# Integral volume

• January 25th 2011, 11:22 PM
menco
Integral volume
I have the following problem. I need to find the volume of a solid that is obtained when the region under the curve y = 1-(x^2/16) is revolved around the x axis between x=-4 and x=4

So far i have: pi (integral 4,-4) (1-(x^2/16))^2 dx

Any help would be appreciated
• January 26th 2011, 12:52 AM
Sudharaka
Quote:

Originally Posted by menco
I have the following problem. I need to find the volume of a solid that is obtained when the region under the curve y = 1-(x^2/16) is revolved around the x axis between x=-4 and x=4

So far i have: pi (integral 4,-4) (1-(x^2/16))^2 dx

Any help would be appreciated

Dear menco,

$V=\displaystyle\pi\int_{-4}^{4}\left(1-\frac{x^2}{16}\right)^2dx$

All you have to do is expand the brackets and integrate.
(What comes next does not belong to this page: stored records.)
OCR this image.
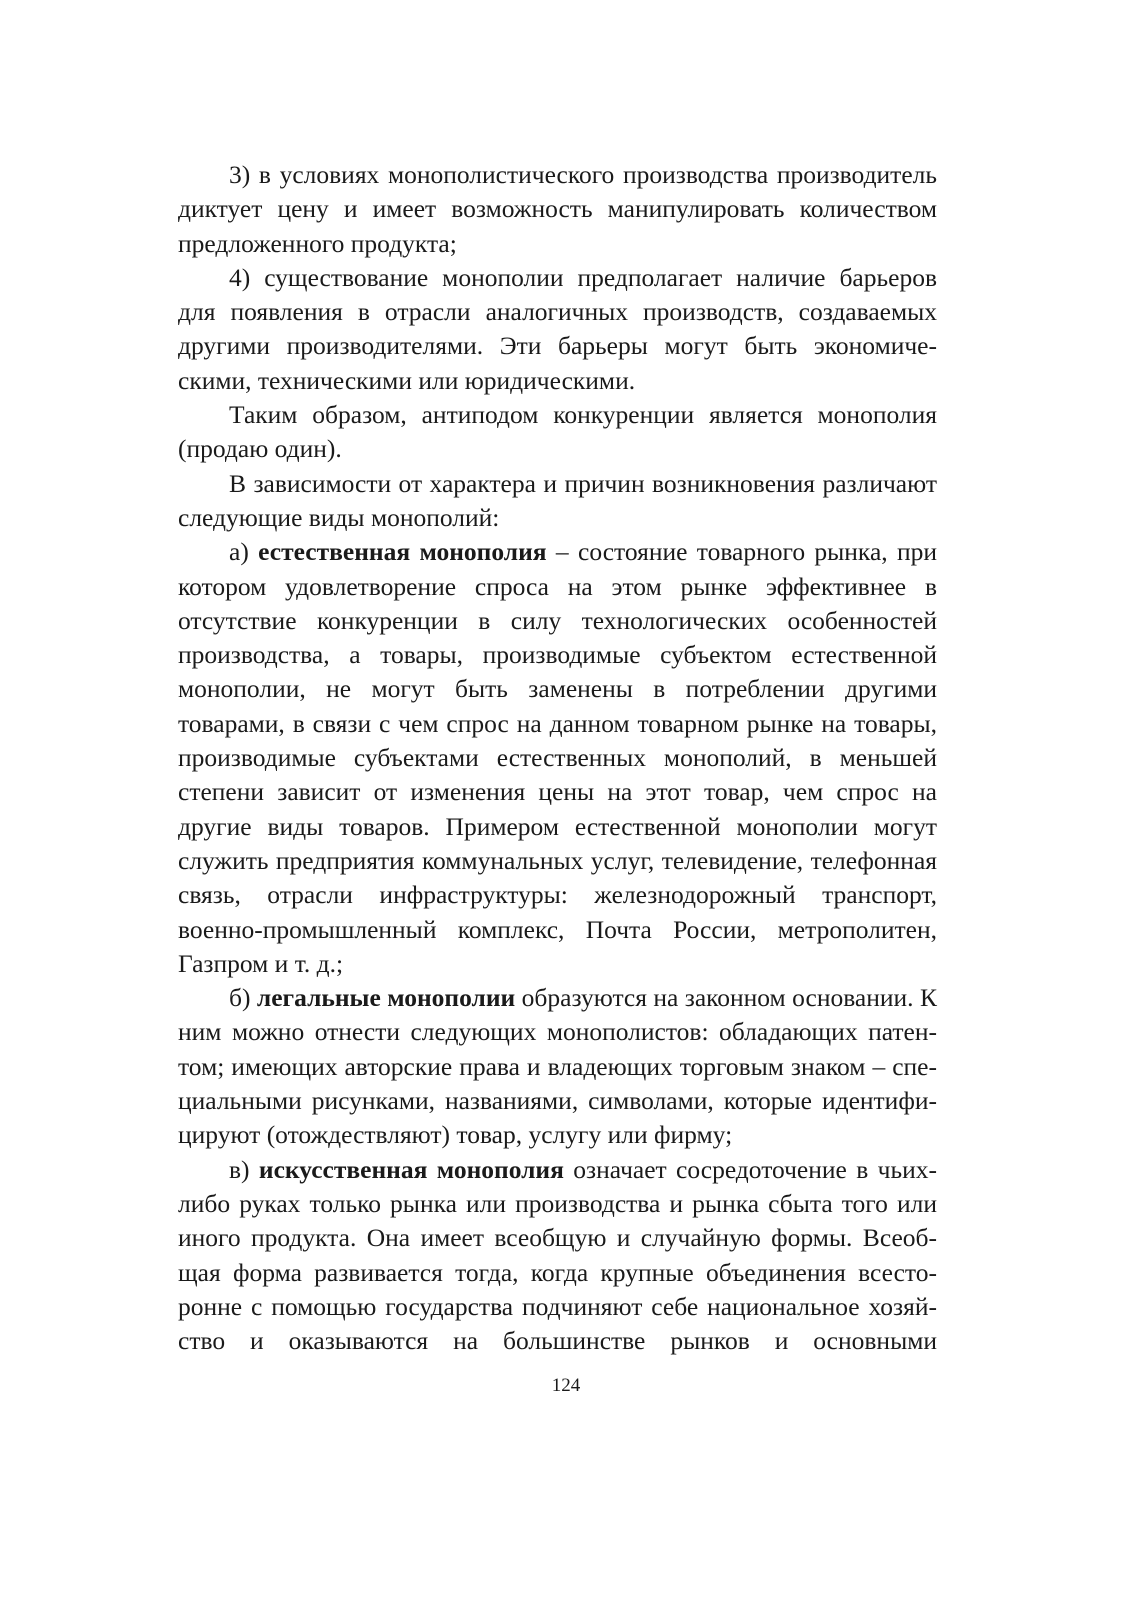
3) в условиях монополистического производства производитель диктует цену и имеет возможность манипулировать количеством предложенного продукта;

4) существование монополии предполагает наличие барьеров для появления в отрасли аналогичных производств, создаваемых другими производителями. Эти барьеры могут быть экономическими, техническими или юридическими.

Таким образом, антиподом конкуренции является монополия (продаю один).

В зависимости от характера и причин возникновения различают следующие виды монополий:

а) естественная монополия – состояние товарного рынка, при котором удовлетворение спроса на этом рынке эффективнее в отсутствие конкуренции в силу технологических особенностей производства, а товары, производимые субъектом естественной монополии, не могут быть заменены в потреблении другими товарами, в связи с чем спрос на данном товарном рынке на товары, производимые субъектами естественных монополий, в меньшей степени зависит от изменения цены на этот товар, чем спрос на другие виды товаров. Примером естественной монополии могут служить предприятия коммунальных услуг, телевидение, телефонная связь, отрасли инфраструктуры: железнодорожный транспорт, военно-промышленный комплекс, Почта России, метрополитен, Газпром и т. д.;

б) легальные монополии образуются на законном основании. К ним можно отнести следующих монополистов: обладающих патентом; имеющих авторские права и владеющих торговым знаком – специальными рисунками, названиями, символами, которые идентифицируют (отождествляют) товар, услугу или фирму;

в) искусственная монополия означает сосредоточение в чьих-либо руках только рынка или производства и рынка сбыта того или иного продукта. Она имеет всеобщую и случайную формы. Всеобщая форма развивается тогда, когда крупные объединения всесторонне с помощью государства подчиняют себе национальное хозяйство и оказываются на большинстве рынков и основными

124
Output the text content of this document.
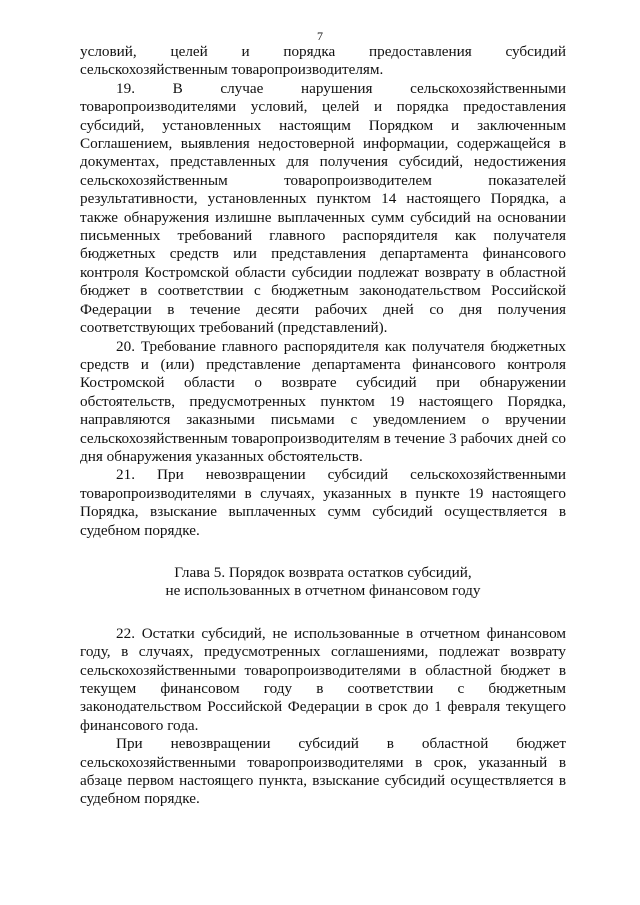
7

условий, целей и порядка предоставления субсидий сельскохозяйственным товаропроизводителям.

19. В случае нарушения сельскохозяйственными товаропроизводителями условий, целей и порядка предоставления субсидий, установленных настоящим Порядком и заключенным Соглашением, выявления недостоверной информации, содержащейся в документах, представленных для получения субсидий, недостижения сельскохозяйственным товаропроизводителем показателей результативности, установленных пунктом 14 настоящего Порядка, а также обнаружения излишне выплаченных сумм субсидий на основании письменных требований главного распорядителя как получателя бюджетных средств или представления департамента финансового контроля Костромской области субсидии подлежат возврату в областной бюджет в соответствии с бюджетным законодательством Российской Федерации в течение десяти рабочих дней со дня получения соответствующих требований (представлений).

20. Требование главного распорядителя как получателя бюджетных средств и (или) представление департамента финансового контроля Костромской области о возврате субсидий при обнаружении обстоятельств, предусмотренных пунктом 19 настоящего Порядка, направляются заказными письмами с уведомлением о вручении сельскохозяйственным товаропроизводителям в течение 3 рабочих дней со дня обнаружения указанных обстоятельств.

21. При невозвращении субсидий сельскохозяйственными товаропроизводителями в случаях, указанных в пункте 19 настоящего Порядка, взыскание выплаченных сумм субсидий осуществляется в судебном порядке.

Глава 5. Порядок возврата остатков субсидий,
не использованных в отчетном финансовом году

22. Остатки субсидий, не использованные в отчетном финансовом году, в случаях, предусмотренных соглашениями, подлежат возврату сельскохозяйственными товаропроизводителями в областной бюджет в текущем финансовом году в соответствии с бюджетным законодательством Российской Федерации в срок до 1 февраля текущего финансового года.

При невозвращении субсидий в областной бюджет сельскохозяйственными товаропроизводителями в срок, указанный в абзаце первом настоящего пункта, взыскание субсидий осуществляется в судебном порядке.
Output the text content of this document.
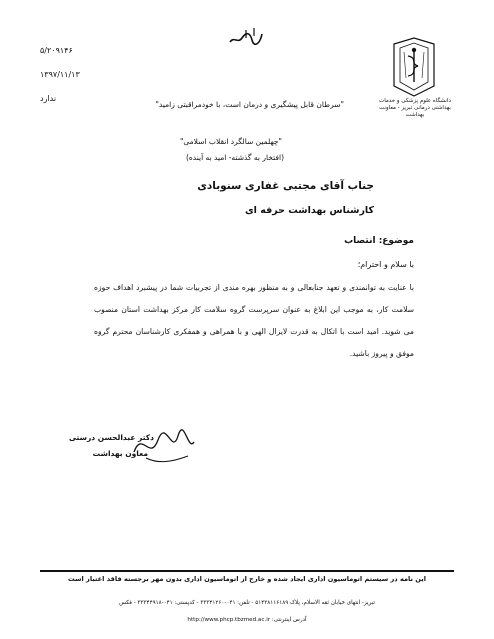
دانشگاه علوم پزشکی و خدمات بهداشتی درمانی تبریز - معاونت بهداشت
۵/۲۰۹۱۴۶
۱۳۹۷/۱۱/۱۳
ندارد
"سرطان قابل پیشگیری و درمان است، با خودمراقبتی زامید"
"چهلمین سالگرد انقلاب اسلامی"
(افتخار به گذشته- امید به آینده)
جناب آقای مجتبی غفاری سنوبادی
کارشناس بهداشت حرفه ای
موضوع: انتصاب
با سلام و احترام؛
با عنایت به توانمندی و تعهد جنابعالی و به منظور بهره مندی از تجربیات شما در پیشبرد اهداف حوزه سلامت کار، به موجب این ابلاغ به عنوان سرپرست گروه سلامت کار مرکز بهداشت استان منصوب می شوید. امید است با اتکال به قدرت لایزال الهی و با همراهی و همفکری کارشناسان محترم گروه موفق و پیروز باشید.
دکتر عبدالحسن درستی
معاون بهداشت
این نامه در سیستم اتوماسیون اداری ایجاد شده و خارج از اتوماسیون اداری بدون مهر برجسته فاقد اعتبار است
تبریز- انتهای خیابان ثقه الاسلام، پلاک ۵۱۴۳۸۱۱۶۱۸۹ - تلفن: ۰۴۱-۳۳۳۴۱۲۶۰ - کدپستی: ۰۴۱-۳۳۳۴۴۹۱۸ - فکس
آدرس اینترنتی: http://www.phcp.tbzmed.ac.ir
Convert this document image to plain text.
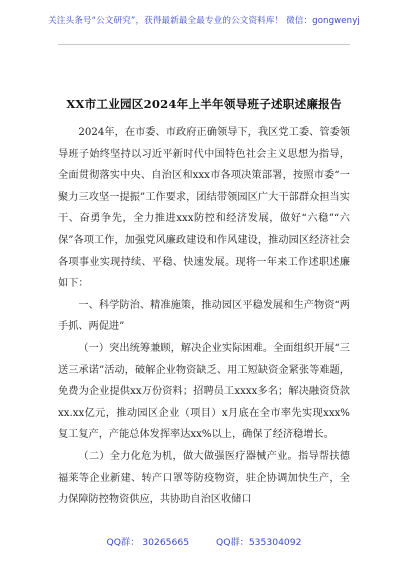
关注头条号“公文研究”，获得最新最全最专业的公文资料库！ 微信：gongwenyj
XX市工业园区2024年上半年领导班子述职述廉报告

2024年，在市委、市政府正确领导下，我区党工委、管委领导班子始终坚持以习近平新时代中国特色社会主义思想为指导，全面贯彻落实中央、自治区和xxx市各项决策部署，按照市委“一聚力三攻坚一提振”工作要求，团结带领园区广大干部群众担当实干、奋勇争先，全力推进xxx防控和经济发展，做好“六稳”“六保”各项工作，加强党风廉政建设和作风建设，推动园区经济社会各项事业实现持续、平稳、快速发展。现将一年来工作述职述廉如下：

一、科学防治、精准施策，推动园区平稳发展和生产物资“两手抓、两促进”

（一）突出统筹兼顾，解决企业实际困难。全面组织开展“三送三承诺”活动，破解企业物资缺乏、用工短缺资金紧张等难题，免费为企业提供xx万份资料；招聘员工xxxx多名；解决融资贷款xx.xx亿元，推动园区企业（项目）x月底在全市率先实现xxx%复工复产，产能总体发挥率达xx%以上，确保了经济稳增长。

（二）全力化危为机，做大做强医疗器械产业。指导帮扶德福莱等企业新建、转产口罩等防疫物资，驻企协调加快生产，全力保障防控物资供应，共协助自治区收储口

QQ群： 30265665	QQ群：535304092
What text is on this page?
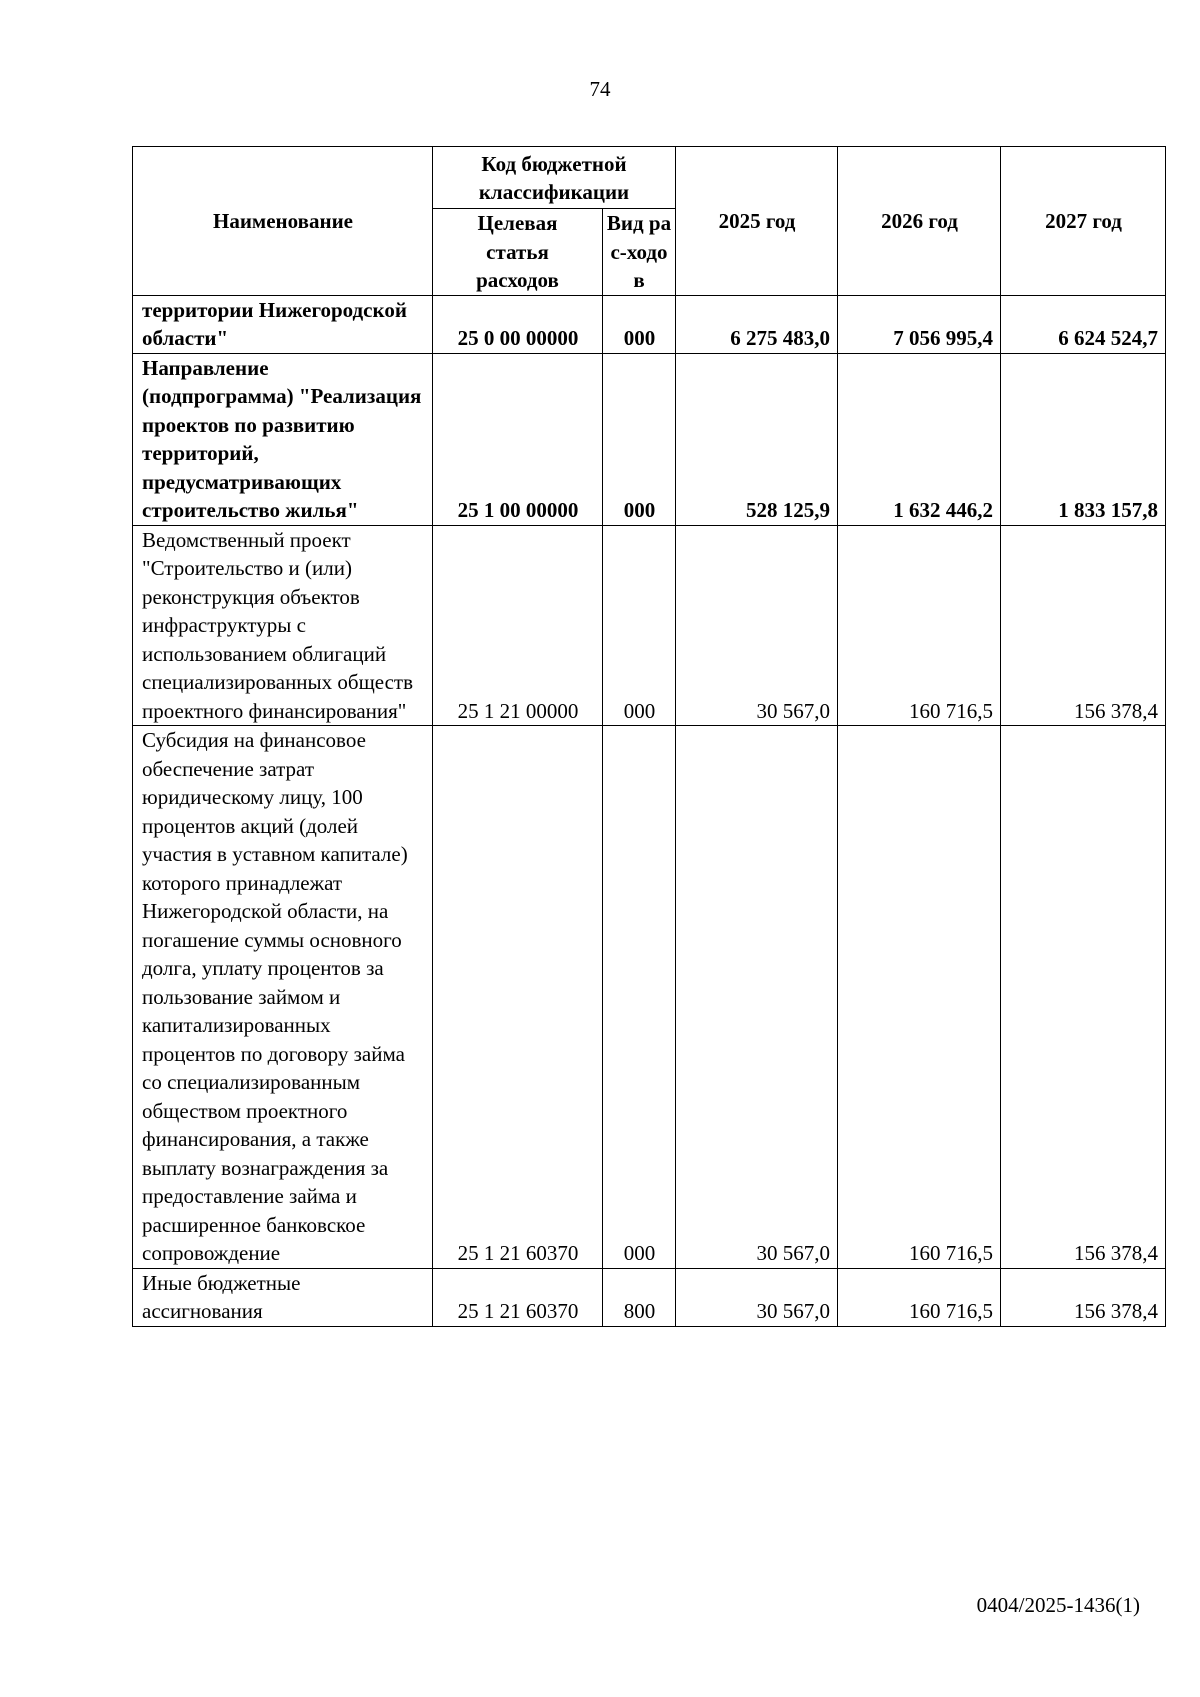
74
Наименование	Код бюджетной классификации		2025 год	2026 год	2027 год
	Целевая статья расходов	Вид рас-ходов			
территории Нижегородской области"	25 0 00 00000	000	6 275 483,0	7 056 995,4	6 624 524,7
Направление (подпрограмма) "Реализация проектов по развитию территорий, предусматривающих строительство жилья"	25 1 00 00000	000	528 125,9	1 632 446,2	1 833 157,8
Ведомственный проект "Строительство и (или) реконструкция объектов инфраструктуры с использованием облигаций специализированных обществ проектного финансирования"	25 1 21 00000	000	30 567,0	160 716,5	156 378,4
Субсидия на финансовое обеспечение затрат юридическому лицу, 100 процентов акций (долей участия в уставном капитале) которого принадлежат Нижегородской области, на погашение суммы основного долга, уплату процентов за пользование займом и капитализированных процентов по договору займа со специализированным обществом проектного финансирования, а также выплату вознаграждения за предоставление займа и расширенное банковское сопровождение	25 1 21 60370	000	30 567,0	160 716,5	156 378,4
Иные бюджетные ассигнования	25 1 21 60370	800	30 567,0	160 716,5	156 378,4
0404/2025-1436(1)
$V=\displaystyle\pi\int_{-4}^{4}\left(1-\frac{x^2}{8}+\frac{x^4}{256}\right)dx$

$V=\displaystyle\pi\left(\int^4_{-4}dx-\int^4_{-4}\frac{x^2}{8}dx+\int^4_{-4}\frac{x^4}{256}dx\right)$

Hope you can continue.
• January 26th 2011, 01:19 AM
menco
I went through it and as far as i know I find the derivative of the integral then substitube 4 for x and minus -4 for x

I get a final result of 15.56919154 units
• January 26th 2011, 04:53 AM
Sudharaka
Quote:

Originally Posted by menco
I went through it and as far as i know I find the derivative of the integral then substitube 4 for x and minus -4 for x

I get a final result of 15.56919154 units

The correct answer should be, $\dfrac{64\pi}{15}=13.40412865531645$
• January 27th 2011, 08:58 PM
menco
Well i figured it out however i couldnt work out how you got (64pi/15) I just got (pi x 4.26')

Thanks for the help
• January 28th 2011, 04:14 AM
Sudharaka
Quote:

Originally Posted by menco
Well i figured it out however i couldnt work out how you got (64pi/15) I just got (pi x 4.26')

Thanks for the help

Used a computer algebra system. You could do it by hand but it would take a lot of time because you have to deal with huge fractions.